Adamson Adewole S, Welch Heather, Welch H Gilbert
Division of Dermatology, Dell Medical School, University of Texas at Austin.
Institute of Marine Science, University of California, Santa Cruz.
JAMA Intern Med. 2022 Oct 3;182(11):1181-9. doi: 10.1001/jamainternmed.2022.4342.
Although UV radiation exposure is the conventionally reported risk factor for cutaneous melanoma, an alternative exposure is diagnostic scrutiny: the more physicians look for and biopsy moles, the more melanoma they find.
To assess the association of proxies for UV radiation exposure and diagnostic scrutiny with geographical patterns of melanoma incidence.

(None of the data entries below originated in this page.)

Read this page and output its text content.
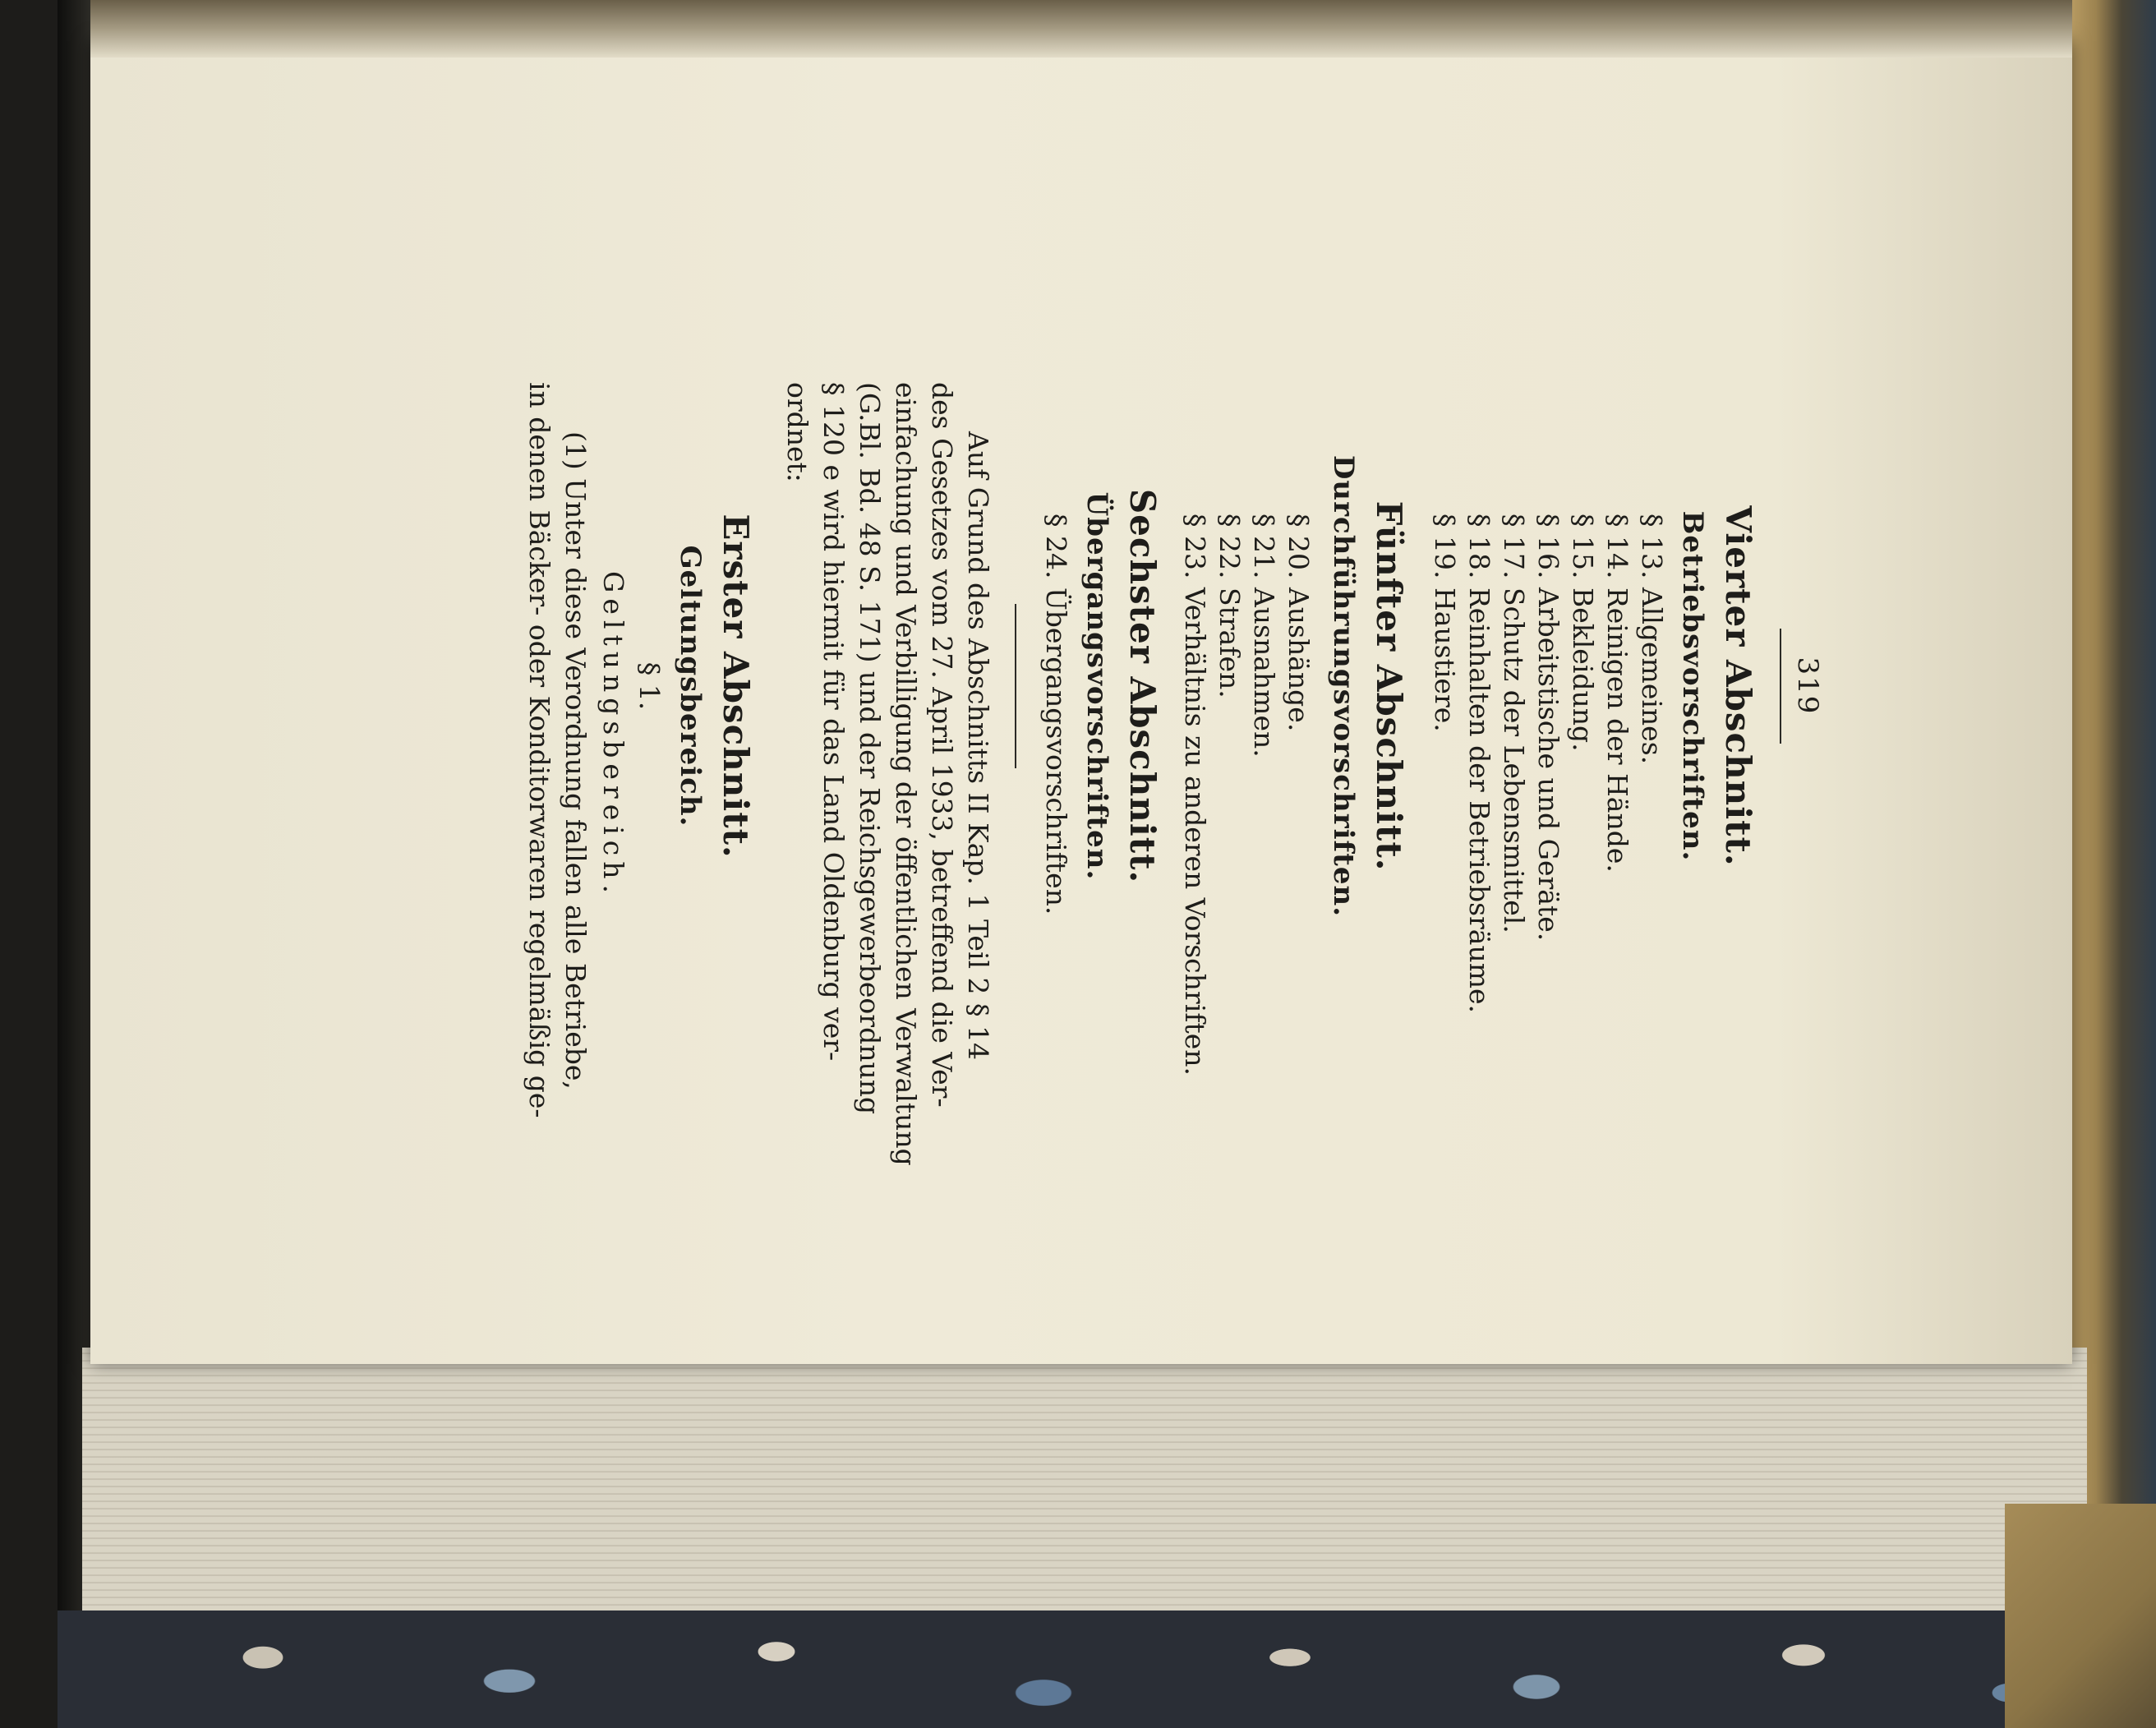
319
Vierter Abschnitt.
Betriebsvorschriften.
§ 13. Allgemeines.
§ 14. Reinigen der Hände.
§ 15. Bekleidung.
§ 16. Arbeitstische und Geräte.
§ 17. Schutz der Lebensmittel.
§ 18. Reinhalten der Betriebsräume.
§ 19. Haustiere.
Fünfter Abschnitt.
Durchführungsvorschriften.
§ 20. Aushänge.
§ 21. Ausnahmen.
§ 22. Strafen.
§ 23. Verhältnis zu anderen Vorschriften.
Sechster Abschnitt.
Übergangsvorschriften.
§ 24. Übergangsvorschriften.
Auf Grund des Abschnitts II Kap. 1 Teil 2 § 14
des Gesetzes vom 27. April 1933, betreffend die Ver-
einfachung und Verbilligung der öffentlichen Verwaltung
(G.Bl. Bd. 48 S. 171) und der Reichsgewerbeordnung
§ 120 e wird hiermit für das Land Oldenburg ver-
ordnet:
Erster Abschnitt.
Geltungsbereich.
§ 1.
Geltungsbereich.
(1) Unter diese Verordnung fallen alle Betriebe,
in denen Bäcker- oder Konditorwaren regelmäßig ge-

DESIGN, SETTING, AND PARTICIPANTS: This was a cross-sectional ecological analysis of the 727 continental US counties reporting to the Surveillance, Epidemiology, and End Results (SEER) Program (among a total of 3108 counties). Environmental data relevant to UV radiation exposure (from a variety of sources), Health Resources and Services Administration data relevant to diagnostic scrutiny, and SEER data on melanoma incidence among the non-Hispanic White population diagnosed with melanoma from 2012 through 2016 were combined. Data analysis was performed between January 2020 and July 2022.
Three UV radiation proxies (UV daily dose, cloud variability, and temperature variability) and 3 diagnostic scrutiny proxies (median household income, dermatologists, and primary care physician supply).
Melanoma incidence (in situ and invasive cancers).
In total, 235 333 melanomas were diagnosed. Proxies for UV radiation exposure changed gradually across geography, while melanoma incidence and proxies for diagnostic scrutiny changed abruptly across contiguous counties. The UV daily dose, a variable the National Cancer Institute specifically developed for melanoma analyses, was uncorrelated with incidence (r = 0.03; P = .42). For context, smoking prevalence was highly correlated with lung cancer incidence in the same counties (r = 0.81; P < .001). Melanoma incidence was correlated with median household income (r = 0.43; P < .001). Counties with no dermatologists and shortages of primary care physicians had the lowest incidence, while counties amply supplied with both had the highest, despite having lower mean UV daily dose. There was little association between melanoma incidence and melanoma mortality (r = 0.09; P = .05), while the analogous association in lung cancer was strong (r = 0.96; P < .001).
In this cross-sectional ecological study, the current geographical pattern of melanoma incidence across US counties was less associated with proxies for UV radiation exposure and more so with proxies for diagnostic scrutiny. Incidence-the fundamental epidemiologic measure of disease frequency-now had little association with the feared outcome of melanoma: death.
尽管紫外线辐射暴露是传统上报道的皮肤黑色素瘤的危险因素,但另一种暴露因素是诊断性检查:医生对痣进行检查和活检的次数越多,发现的黑色素瘤就越多。
评估紫外线辐射暴露指标和诊断性检查与黑色素瘤发病率地理模式之间的关联。
设计、设置和参与者:这是一项对向监测、流行病学和最终结果(SEER)计划报告的美国大陆727个县(总共3108个县)进行的横断面生态分析。将与紫外线辐射暴露相关的环境数据(来自各种来源)、与诊断性检查相关的卫生资源和服务管理局数据,以及2012年至2016年期间被诊断为黑色素瘤的非西班牙裔白人人群的SEER黑色素瘤发病率数据进行了合并。数据分析于2020年1月至2022年7月进行。
三个紫外线辐射指标(每日紫外线剂量、云量变化和温度变化)和三个诊断性检查指标(家庭收入中位数、皮肤科医生数量和初级保健医生供应量)。
黑色素瘤发病率(原位癌和浸润性癌)。
总共诊断出235333例黑色素瘤。紫外线辐射暴露指标在地理上逐渐变化,而黑色素瘤发病率和诊断性检查指标在相邻县之间变化突然。美国国家癌症研究所专门为黑色素瘤分析开发的变量每日紫外线剂量与发病率无关(r = 0.03;P = 0.42)。相比之下,在同一县,吸烟率与肺癌发病率高度相关(r = 0.81;P < 0.001)。黑色素瘤发病率与家庭收入中位数相关(r = 0.43;P < 0.001)。没有皮肤科医生且初级保健医生短缺的县发病率最低,而两者供应充足的县发病率最高,尽管其平均每日紫外线剂量较低。黑色素瘤发病率与黑色素瘤死亡率之间几乎没有关联(r = 0.09;P = 0.05),而肺癌的类似关联则很强(r = 0.96;P < 0.001)。
在这项横断面生态研究中,美国各县目前黑色素瘤发病率的地理模式与紫外线辐射暴露指标的关联较小,而与诊断性检查指标的关联更大。发病率——疾病频率的基本流行病学指标——现在与令人恐惧的黑色素瘤结局:死亡几乎没有关联。